Oxfam, the ODI and the open access debate

Anyone following either of the development world’s Twitter stalwarts, Duncan Green at Oxfam and Owen Barder at the Centre for Global Development (CGDev), (these guys are so prolific (and entertaining) on Twitter, you wonder how they have time to do anything else!) may have been confused by the torrent of acronyms coming out of yesterday’s burst of activity regarding open access to journals.

DuncanGreenTwitter

My short summary of the situation is this (gents, correct me if any of this is wrong):

An NGO called the Overseas Development Institute (ODI) publish a couple of peer-reviewed journals, the kind of thing that is important for academics to get their results taken seriously. In brief, once a piece of research is in a peer-reviewed journal, it can effectively be treated as ‘respectable’ by the rest of the academic community: other researchers are ‘allowed’ to take it as the starting point for their own research. (Obviously they can disagree that the conclusions of the research are valid, but there’s less scope for arguing that the research itself is meaningless.) The two journals published by the ODI are called Development Policy Review (DPR) and Disasters.

If you want to read the articles in either of these ODI journals, or any other journal not explicitly published as ‘open access‘, you need to be either (a) a member of an academic instition which has paid the publisher for access rights, (b) from one of a particular set of developing countries which have a special waver of the access fee, or pay for the article yourself. (In my experience, they are around $50 a pop.)

Access to the latest research by as many people as possible (and not just other full-time paid brainboxes) is generally considered a “good thing”, and it’s over the ODI’s open access policy that Green and Barder have been getting so excited on Twitter. The ODI’s line on open access is that they are pro the idea, but that the journals are actually published by a third party so they don’t actually have the right to make the articles available on their website.
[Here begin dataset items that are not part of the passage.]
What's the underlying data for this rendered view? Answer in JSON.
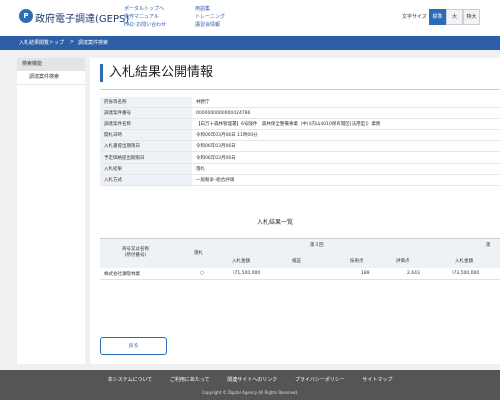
{
  "header": {
    "logo_mark": "P",
    "logo_text": "政府電子調達(GEPS)",
    "nav_col1": [
      "ポータルトップへ",
      "操作マニュアル",
      "FAQ･お問い合わせ"
    ],
    "nav_col2": [
      "用語集",
      "トレーニング",
      "講習会情報"
    ],
    "font_size_label": "文字サイズ",
    "font_sizes": [
      "標準",
      "大",
      "特大"
    ],
    "font_size_selected": "標準"
  },
  "breadcrumb": [
    "入札結果閲覧トップ",
    ">",
    "調達案件検索"
  ],
  "sidebar": {
    "heading": "検索機能",
    "items": [
      "調達案件検索"
    ]
  },
  "main": {
    "title": "入札結果公開情報",
    "info_rows": [
      {
        "label": "府省等名称",
        "value": "林野庁"
      },
      {
        "label": "調達案件番号",
        "value": "0000000000000424786"
      },
      {
        "label": "調達案件名称",
        "value": "【白万十森林管理署】6号険件　森林保全整備事業（中川内山4010保有開区[法用型]）業務"
      },
      {
        "label": "開札日時",
        "value": "令和06年03月06日 11時00分"
      },
      {
        "label": "入札書提出期限日",
        "value": "令和06年03月06日"
      },
      {
        "label": "予定価格提出期限日",
        "value": "令和06年03月06日"
      },
      {
        "label": "入札結果",
        "value": "落札"
      },
      {
        "label": "入札方式",
        "value": "一般競争･総合評価"
      }
    ],
    "list_title": "入札結果一覧",
    "result_header": {
      "bidder": "商号又は名称\n(所付番号)",
      "award": "落札",
      "round": "第３回",
      "bid_amount": "入札金額",
      "check": "検証",
      "tech_score": "技術点",
      "eval_score": "評価点",
      "bid_amount2": "入札金額",
      "cut_mark": "第"
    },
    "result_rows": [
      {
        "bidder": "株式会社瀬阪林業",
        "award": "○",
        "bid_amount": "\\71,500,000",
        "check": "",
        "tech_score": "189",
        "eval_score": "2.643",
        "bid_amount2": "\\73,500,000"
      }
    ],
    "back_label": "戻る"
  },
  "footer": {
    "links": [
      "本システムについて",
      "ご利用にあたって",
      "関連サイトへのリンク",
      "プライバシーポリシー",
      "サイトマップ"
    ],
    "copyright": "Copyright © Digital Agency All Rights Reserved."
  }
}
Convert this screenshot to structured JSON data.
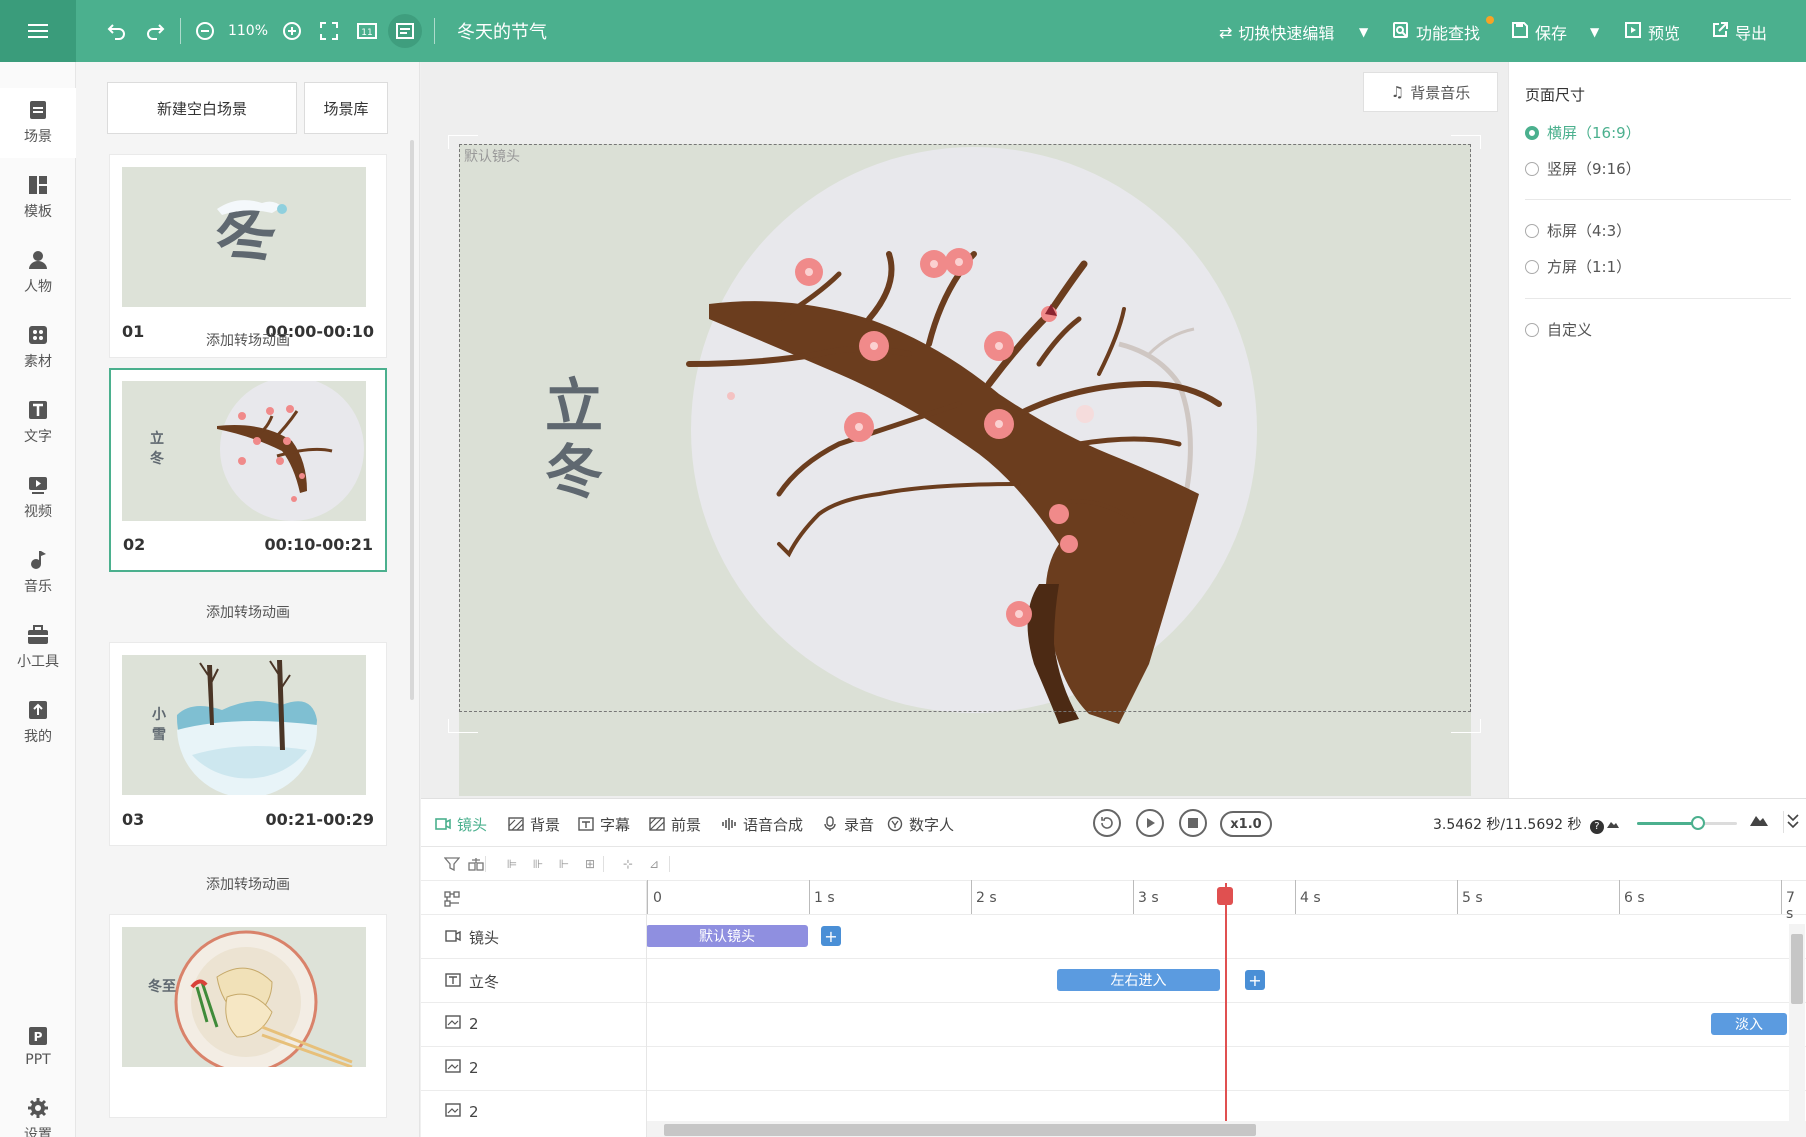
{
  "toolbar": {
    "zoom": "110%",
    "title": "冬天的节气",
    "switch_label": "切换快速编辑",
    "find_label": "功能查找",
    "save_label": "保存",
    "preview_label": "预览",
    "export_label": "导出",
    "page_counter": "11"
  },
  "rail": {
    "items": [
      {
        "label": "场景",
        "icon": "scene-icon"
      },
      {
        "label": "模板",
        "icon": "template-icon"
      },
      {
        "label": "人物",
        "icon": "person-icon"
      },
      {
        "label": "素材",
        "icon": "material-icon"
      },
      {
        "label": "文字",
        "icon": "text-icon"
      },
      {
        "label": "视频",
        "icon": "video-icon"
      },
      {
        "label": "音乐",
        "icon": "music-icon"
      },
      {
        "label": "小工具",
        "icon": "toolbox-icon"
      },
      {
        "label": "我的",
        "icon": "upload-icon"
      }
    ],
    "ppt_label": "PPT",
    "settings_label": "设置"
  },
  "scenes": {
    "new_label": "新建空白场景",
    "library_label": "场景库",
    "transition_label": "添加转场动画",
    "cards": [
      {
        "num": "01",
        "time": "00:00-00:10",
        "thumb_text": "冬"
      },
      {
        "num": "02",
        "time": "00:10-00:21",
        "thumb_text": "立冬"
      },
      {
        "num": "03",
        "time": "00:21-00:29",
        "thumb_text": "小雪"
      },
      {
        "num": "",
        "time": "",
        "thumb_text": "冬至"
      }
    ]
  },
  "stage": {
    "bgm_label": "背景音乐",
    "lens_label": "默认镜头",
    "canvas_text_1": "立",
    "canvas_text_2": "冬"
  },
  "props": {
    "title": "页面尺寸",
    "options": [
      {
        "label": "横屏（16:9）",
        "selected": true
      },
      {
        "label": "竖屏（9:16）",
        "selected": false
      },
      {
        "label": "标屏（4:3）",
        "selected": false
      },
      {
        "label": "方屏（1:1）",
        "selected": false
      },
      {
        "label": "自定义",
        "selected": false
      }
    ]
  },
  "timeline": {
    "tabs": [
      {
        "label": "镜头",
        "active": true
      },
      {
        "label": "背景",
        "active": false
      },
      {
        "label": "字幕",
        "active": false
      },
      {
        "label": "前景",
        "active": false
      },
      {
        "label": "语音合成",
        "active": false
      },
      {
        "label": "录音",
        "active": false
      },
      {
        "label": "数字人",
        "active": false
      }
    ],
    "speed": "x1.0",
    "time_info": "3.5462 秒/11.5692 秒",
    "ruler": [
      "0",
      "1 s",
      "2 s",
      "3 s",
      "4 s",
      "5 s",
      "6 s",
      "7 s"
    ],
    "tracks": [
      {
        "name": "镜头",
        "clip": "默认镜头"
      },
      {
        "name": "立冬",
        "clip": "左右进入"
      },
      {
        "name": "2",
        "clip": "淡入"
      },
      {
        "name": "2",
        "clip": ""
      },
      {
        "name": "2",
        "clip": ""
      }
    ]
  },
  "colors": {
    "brand": "#4bb08e",
    "lens_clip": "#8f8fe0",
    "text_clip": "#5b9be0",
    "playhead": "#e05050"
  }
}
And the debate is not purely one-sided. While open access sounds like a great idea there are costs involved in published, as with any other curated service. Both the publisher, Wiley, and the ODI themselves have costs to cover involved in producing research which is of high-quality and which, more importantly, double-checked by the eyes of at least two experts in the field. This principle of peer review is at the very heart of the scientific process (which can be summarised thus: clever person does experiment, other clever people check what they’ve done makes sense, future generations of clever people can build on this work without having to verify all the results themselves.)

So watch out for Green’s and Barder’s joint blog rant about open access, and the debate around the funding of and access to science which will follow.